Conquérir de nouveaux marchés ? Une mission quasi impossible Certains, dans un autre registre tout aussi coupable, renvoient la responsabilité aux exportateurs eux-mêmes. Il leur suffirait, selon ces discours faciles, de « conquérir d'autres marchés ». Mais comment ? Les Tunisiens doivent obtenir un visa pour se rendre dans la majorité des pays. Un visa long, aléatoire, conditionné à des justificatifs absurdes. Ils doivent déclarer à l'avance où ils vont, qui ils vont voir, pour combien de temps, avec quels revenus. Or l'exploration de nouveaux marchés, dans une économie ouverte, suppose agilité, spontanéité, flexibilité. À cela s'ajoutent les coûts prohibitifs des déplacements, l'indisponibilité des devises pour financer les missions commerciales, l'absence de soutien logistique de l'Etat. Comment conquérir l'Asie ou l'Amérique latine dans ces conditions ? Ceux qui demandent aux exportateurs tunisiens de se débrouiller seuls le font depuis des bureaux climatisés. Et oublient que sans cadre diplomatique, sans accès aux devises, sans liberté de mouvement, l'ouverture est un mirage.
Une dépendance accrue à l'Europe… et un futur incertain Conséquence directe : la Tunisie, privée du marché américain, va accroître sa dépendance à l'Europe. Mais l'Europe, qui impose déjà des quotas stricts sur l'huile d'olive, ne peut absorber l'excédent. La Tunisie est désormais confrontée à une question brutale : où écouler sa production ? Aucune réponse. Aucune anticipation. Nous passons ainsi d'une diversification progressive à une reconcentration forcée. Et l'Etat tunisien regarde ailleurs. En 2024, nous avions un excédent de 215,8 millions de dinars dans nos échanges avec les Etats-Unis. En janvier 2025, ce solde est devenu négatif (-59,9 millions). Avec cette surtaxe, le déficit va se creuser. Et personne ne semble s'en émouvoir.

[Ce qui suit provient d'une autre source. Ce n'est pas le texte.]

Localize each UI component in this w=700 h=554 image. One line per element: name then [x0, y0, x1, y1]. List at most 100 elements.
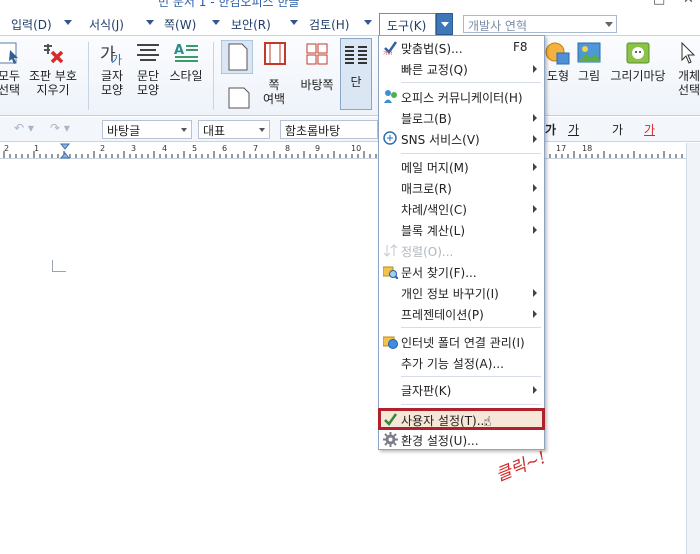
maximize-button[interactable]: □ — [653, 0, 665, 7]
menu-separator — [401, 82, 541, 83]
menu-item-preferences[interactable]: 환경 설정(U)... — [379, 429, 544, 450]
search-input[interactable]: 개발사 연혁 — [463, 15, 617, 33]
object-select-icon — [676, 40, 700, 66]
menu-security-arrow-icon[interactable] — [290, 20, 298, 25]
font-select[interactable]: 함초롬바탕 — [280, 120, 378, 139]
menu-item-label: 맞춤법(S)... — [401, 42, 463, 56]
menu-format-arrow-icon[interactable] — [146, 20, 154, 25]
gear-icon — [383, 432, 398, 447]
menu-review-arrow-icon[interactable] — [364, 20, 372, 25]
char-shape-button[interactable]: 가가 글자 모양 — [94, 40, 130, 97]
redo-icon[interactable]: ↷ ▾ — [50, 121, 70, 135]
menu-item-label: 추가 기능 설정(A)... — [401, 357, 504, 371]
master-page-button[interactable]: 바탕쪽 — [297, 78, 337, 92]
menu-item-macro[interactable]: 매크로(R) — [379, 177, 544, 198]
page-blank-button[interactable] — [222, 84, 256, 113]
menu-item-blog[interactable]: 블로그(B) — [379, 107, 544, 128]
menu-separator — [401, 376, 541, 377]
menu-item-label: 차례/색인(C) — [401, 203, 467, 217]
para-shape-button[interactable]: 문단 모양 — [130, 40, 166, 97]
picture-button[interactable]: 그림 — [574, 40, 604, 83]
tools-dropdown-menu: 가나 맞춤법(S)... F8 빠른 교정(Q) 오피스 커뮤니케이터(H) 블… — [378, 35, 545, 450]
columns-button[interactable]: 단 — [340, 38, 372, 110]
clipart-button[interactable]: 그리기마당 — [608, 40, 668, 83]
submenu-arrow-icon — [533, 386, 537, 394]
ruler-number: 8 — [285, 144, 290, 153]
menu-item-shortcut: F8 — [513, 40, 528, 54]
submenu-arrow-icon — [533, 163, 537, 171]
svg-text:A: A — [174, 43, 184, 58]
menu-item-label: 메일 머지(M) — [401, 161, 469, 175]
page-blank-icon — [226, 84, 252, 110]
font-select-value: 함초롬바탕 — [285, 124, 341, 138]
menu-item-mail-merge[interactable]: 메일 머지(M) — [379, 156, 544, 177]
submenu-arrow-icon — [533, 135, 537, 143]
ruler-ticks: 212345678910111718 — [3, 143, 683, 159]
menu-item-label: 블로그(B) — [401, 112, 452, 126]
menu-item-sns[interactable]: SNS 서비스(V) — [379, 128, 544, 149]
search-value: 개발사 연혁 — [468, 19, 528, 33]
sort-icon — [383, 243, 398, 258]
page-margin-button[interactable]: 쪽 여백 — [258, 78, 290, 106]
erase-marks-button[interactable]: 조판 부호 지우기 — [25, 40, 81, 97]
columns-label: 단 — [350, 75, 362, 89]
font-color-button[interactable]: 가 — [644, 121, 655, 138]
menu-item-addins[interactable]: 추가 기능 설정(A)... — [379, 352, 544, 373]
underline-button[interactable]: 가 — [568, 121, 579, 138]
menu-format[interactable]: 서식(J) — [89, 16, 124, 33]
menu-item-spellcheck[interactable]: 가나 맞춤법(S)... F8 — [379, 37, 544, 58]
page-setup-button[interactable] — [220, 39, 254, 77]
vertical-scrollbar[interactable] — [686, 143, 700, 554]
strikeout-button[interactable]: 가 — [612, 121, 623, 138]
menu-security[interactable]: 보안(R) — [231, 16, 271, 33]
select-all-button[interactable]: 모두 선택 — [0, 40, 26, 97]
menu-item-label: 글자판(K) — [401, 384, 452, 398]
menu-insert[interactable]: 입력(D) — [11, 16, 52, 33]
shape-icon — [545, 40, 571, 66]
menu-separator — [401, 404, 541, 405]
menu-item-internet-folder[interactable]: 인터넷 폴더 연결 관리(I) — [379, 331, 544, 352]
bold-button[interactable]: 가 — [545, 121, 556, 138]
ruler-number: 7 — [253, 144, 258, 153]
menu-page-arrow-icon[interactable] — [212, 20, 220, 25]
minimize-button[interactable]: – — [622, 0, 629, 7]
page-border-button[interactable] — [262, 40, 288, 69]
menu-page[interactable]: 쪽(W) — [164, 16, 196, 33]
page-corner-mark — [52, 260, 66, 272]
char-shape-icon: 가가 — [99, 40, 125, 67]
menu-item-sort: 정렬(O)... — [379, 240, 544, 261]
menu-item-presentation[interactable]: 프레젠테이션(P) — [379, 303, 544, 324]
ruler-number: 17 — [556, 144, 566, 153]
columns-icon — [343, 43, 369, 69]
language-select[interactable]: 대표 — [198, 120, 270, 139]
ruler-number: 4 — [162, 144, 167, 153]
menu-item-communicator[interactable]: 오피스 커뮤니케이터(H) — [379, 86, 544, 107]
menu-item-toc-index[interactable]: 차례/색인(C) — [379, 198, 544, 219]
menu-item-keyboard[interactable]: 글자판(K) — [379, 379, 544, 400]
shape-button[interactable]: 도형 — [545, 40, 571, 83]
submenu-arrow-icon — [533, 184, 537, 192]
style-button[interactable]: A 스타일 — [166, 40, 206, 83]
clipart-label: 그리기마당 — [610, 69, 666, 83]
menu-item-personal-info[interactable]: 개인 정보 바꾸기(I) — [379, 282, 544, 303]
menu-item-label: 오피스 커뮤니케이터(H) — [401, 91, 523, 105]
menu-insert-arrow-icon[interactable] — [64, 20, 72, 25]
undo-icon[interactable]: ↶ ▾ — [14, 121, 34, 135]
submenu-arrow-icon — [533, 226, 537, 234]
menu-tools-dropdown-button[interactable] — [436, 13, 453, 35]
submenu-arrow-icon — [533, 114, 537, 122]
object-select-button[interactable]: 개체 선택 — [672, 40, 700, 97]
menu-item-block-calc[interactable]: 블록 계산(L) — [379, 219, 544, 240]
close-button[interactable]: ✕ — [683, 0, 694, 7]
submenu-arrow-icon — [533, 205, 537, 213]
menu-review[interactable]: 검토(H) — [309, 16, 349, 33]
ruler-number: 9 — [315, 144, 320, 153]
object-select-label: 개체 선택 — [677, 69, 700, 97]
menu-item-find-document[interactable]: 문서 찾기(F)... — [379, 261, 544, 282]
document-area[interactable] — [0, 160, 686, 554]
page-bg-button[interactable] — [300, 40, 334, 69]
menu-tools[interactable]: 도구(K) — [379, 13, 436, 35]
menu-item-quick-correct[interactable]: 빠른 교정(Q) — [379, 58, 544, 79]
style-select[interactable]: 바탕글 — [102, 120, 192, 139]
search-dropdown-icon[interactable] — [605, 22, 613, 27]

Une condamnation à l'effacement Ce qui se joue aujourd'hui dépasse une simple surtaxe de 25 %. Il s'agit d'une reconfiguration du commerce mondial. Les pays qui réagissent obtiennent des compromis. Ceux qui protestent obtiennent du respect. Ceux qui se taisent deviennent des cibles. Trump n'a pas ciblé la Tunisie par hasard. Il a vu nos taux douaniers (jusqu'à 55 % sur certains produits américains), il a observé notre isolement, et il a deviné que nous ne réagirions pas. Il avait raison. Ce n'est pas seulement une erreur économique. C'est une faute politique. Car à force de ne rien dire, de ne rien faire, de ne rien prévoir, la Tunisie ne défend plus rien. Ni ses producteurs. Ni ses exportateurs. Ni même sa souveraineté économique. Le sujet n'a même pas été évoqué lors de la visite en Tunisie de Massad Boulos, principal conseiller du président américain Donald Trump pour les affaires arabes, du Moyen-Orient et de l'Afrique, si l'on s'en tient aux communiqués officiels publiés par Carthage et par le ministère des Affaires étrangères. Et le plus tragique, c'est que demain, quand les prix vont chuter, quand les emplois vont disparaître, quand les exportations vont s'effondrer, on nous dira encore que « tout va bien ».